“Do you know what you’re eating?”
Curiosity had finally gotten the better of the burly man at a nearby table, who approached our party of four with a friendly smile and a question.
We were in the middle of dinner at Nusr-Et in Midtown, the newest location of the steakhouse chain owned by Turkish butcher-turned-Instagram celebrity Salt Bae that just opened last month.
And in front of us was the calling card that would summon the living meme (all of the staff wear #SaltBae pins to remind you of this) to personally #bless your table: the $275 tomahawk steak.
It is all absurd enough to merit a reality check. Our entire experience at Nusr-Et, in fact, left us asking similar versions of that question all night.
Where are we?
To properly enjoy Nusr-Et, you have to be willing to shed the prudishness that civilization has cultured in us.

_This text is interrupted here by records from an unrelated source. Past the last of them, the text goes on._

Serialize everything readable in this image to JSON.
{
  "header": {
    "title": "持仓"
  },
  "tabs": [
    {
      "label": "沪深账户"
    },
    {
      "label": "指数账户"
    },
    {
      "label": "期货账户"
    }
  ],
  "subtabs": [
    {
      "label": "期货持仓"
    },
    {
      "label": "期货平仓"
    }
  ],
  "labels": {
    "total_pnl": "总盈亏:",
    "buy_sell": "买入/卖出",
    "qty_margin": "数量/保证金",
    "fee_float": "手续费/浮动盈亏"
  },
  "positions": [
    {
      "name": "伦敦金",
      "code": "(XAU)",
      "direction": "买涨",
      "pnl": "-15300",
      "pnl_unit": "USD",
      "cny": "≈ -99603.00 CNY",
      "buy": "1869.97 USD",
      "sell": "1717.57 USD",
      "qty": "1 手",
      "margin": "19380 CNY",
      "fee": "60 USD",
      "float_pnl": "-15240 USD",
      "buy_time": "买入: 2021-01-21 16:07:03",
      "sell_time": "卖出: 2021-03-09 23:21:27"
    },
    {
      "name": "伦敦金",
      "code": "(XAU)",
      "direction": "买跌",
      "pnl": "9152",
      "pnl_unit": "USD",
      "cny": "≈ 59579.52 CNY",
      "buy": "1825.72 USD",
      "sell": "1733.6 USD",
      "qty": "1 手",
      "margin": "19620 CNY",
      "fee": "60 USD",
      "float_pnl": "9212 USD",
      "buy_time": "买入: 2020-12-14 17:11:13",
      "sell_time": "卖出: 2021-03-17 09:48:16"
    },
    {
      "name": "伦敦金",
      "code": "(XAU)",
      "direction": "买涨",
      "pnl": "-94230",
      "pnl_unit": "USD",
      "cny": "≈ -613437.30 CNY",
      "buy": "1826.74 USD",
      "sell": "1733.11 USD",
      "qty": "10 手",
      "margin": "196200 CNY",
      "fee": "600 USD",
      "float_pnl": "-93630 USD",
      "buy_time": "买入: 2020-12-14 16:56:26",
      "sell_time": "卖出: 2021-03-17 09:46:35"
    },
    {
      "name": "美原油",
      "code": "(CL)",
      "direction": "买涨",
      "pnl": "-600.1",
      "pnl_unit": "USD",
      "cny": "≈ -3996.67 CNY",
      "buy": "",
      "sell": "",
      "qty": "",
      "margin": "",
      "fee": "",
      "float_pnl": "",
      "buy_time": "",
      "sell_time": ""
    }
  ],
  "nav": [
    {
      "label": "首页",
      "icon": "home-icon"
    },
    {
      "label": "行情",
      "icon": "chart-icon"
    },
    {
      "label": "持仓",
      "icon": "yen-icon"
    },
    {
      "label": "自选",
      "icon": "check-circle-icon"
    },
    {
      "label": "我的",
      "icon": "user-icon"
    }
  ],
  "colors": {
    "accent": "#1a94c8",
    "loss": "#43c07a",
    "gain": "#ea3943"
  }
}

While traditional steakhouses veer so far from the original fire-and-meat experience of beef that they’re almost a parody, Salt Bae has channeled the primal enjoyment of gathering around a fire (and there’s almost always something on fire near you).
Nusr-Et is the clubstaurant of steak, with thumping Turkish music, a dining room dominated by large tables and staff who appreciate the art of performance as much as their leader — but often at the expense of the product.
What is happening?
This can be fun, like roasting the “meat sushi” tableside with two blowtorches on wooden platter. But the end result ranges from a fun bite of crispy beef to an aftertaste of lighter fluid.
It can also be intensely personal: To have a bite of the very good sirloin “spaghetti,” each diner must give their fork to the waiter, who winds up a “strand” and will then feed it to those in arm’s reach.
There’s pointing the caveman-size bone at the diner most likely to take the hint and tear the last bit of short rib (dry, stringy) off with his teeth, or Salt Bae dangling a slice of steak from the tip of his wicked-looking carving knife into the mouth of a man who pumps his fist in victory.
It’s the bartender showing off to guests at the bar by balancing cocktails — or an entire pyramid of them — on his arm that are a watery mess by the time they arrive at the table.
Is the Salt Bae hype real?
With Salt Bae constantly flitting between tables, the excitement level of the restaurant is at a low-level hum all night.
Sprinkling salt is only a small part of what he (real name Nusret Gökçe) does. During our 2.5-hour dinner, he was never off the restaurant floor, posing for photos, holding babies, shaking hands. Salt Bae may have started his career as a butcher, but he seems much better suited as the majordomo of Nusr-Et.
The only time the party atmosphere abates is when Salt Bae appears at your table, ninja-like in all black and his ever-present sunglasses.
He performs his famous ritual in silence, and a complementary hush falls over the table, too, as the same act you’ve watched dozens of times online takes on new significance when it’s your meat being sliced, seasoned and presented with a flourish.
Skip taking a video that can’t capture the magic anyway and just enjoy the steak — tender with a gorgeous sear, though still rare inside — that’s worth its full price tag only while the man himself presides over it.
But while he’s there, you should gather a group of friends and splurge on an experience you’ll be dining out on for a long time.
Can this be right?
Salt Bae deserves major credit for what he’s accomplished: turning the world’s most common condiment into the centerpiece of dinner theater so compelling that people around the world know his name.
But for a man named for a seasoning, his restaurant’s food contains precious little of it.
Nothing in our arugula and artichoke salad has been roasted or seasoned before being shaved thin and barely dressed with oil — it was just a bunch of raw green confetti.
The side of mashed potatoes didn’t contain a speck of salt let alone any other flavoring, but at least we didn’t have to suffer with it much: There was exactly one tablespoon of it for each of us.
Even the lauded lokum, a house specialty described by our waiter as “real Turkish delight” and marinated in onion and soy milk, arrived overdone and tasting of nothing at all.
Or perhaps we were meant to work our own sprinkle magic: Besides the theatrical bowl of salt, each table is provided with a bowl oregano, which we never did figure out what to do with.
To answer your question…
Our curious new friend from the next table over turned out to be Eric Siegfried, VP of sales at the National Beef Packing Company with $8 billion of business annually. One of his (many) dining companions was New York’s go-to burger man, Pat LaFrieda. He was not looking for an explanation of the tomahawk steak when he asked, “Do you know what you’re eating?”
“This is an old person’s steak,” he continued. “We have to figure out how to get young people to eat this.”
Yes, even in our vegan-trending world where veggie burgers are hogging all the headlines, a celebrity chef will still get avocado toast-loving millennials through the doors of a steakhouse. But theatrics and one good piece of meat will only sustain Nusr-Et as long as Salt Bae is in residence — and that won’t be forever, so everyone else better figure out their own seasoning magic, too.
Nusr-Et is located at 60 W. 53rd St. in Midtown Manhattan, open daily from noon to midnight.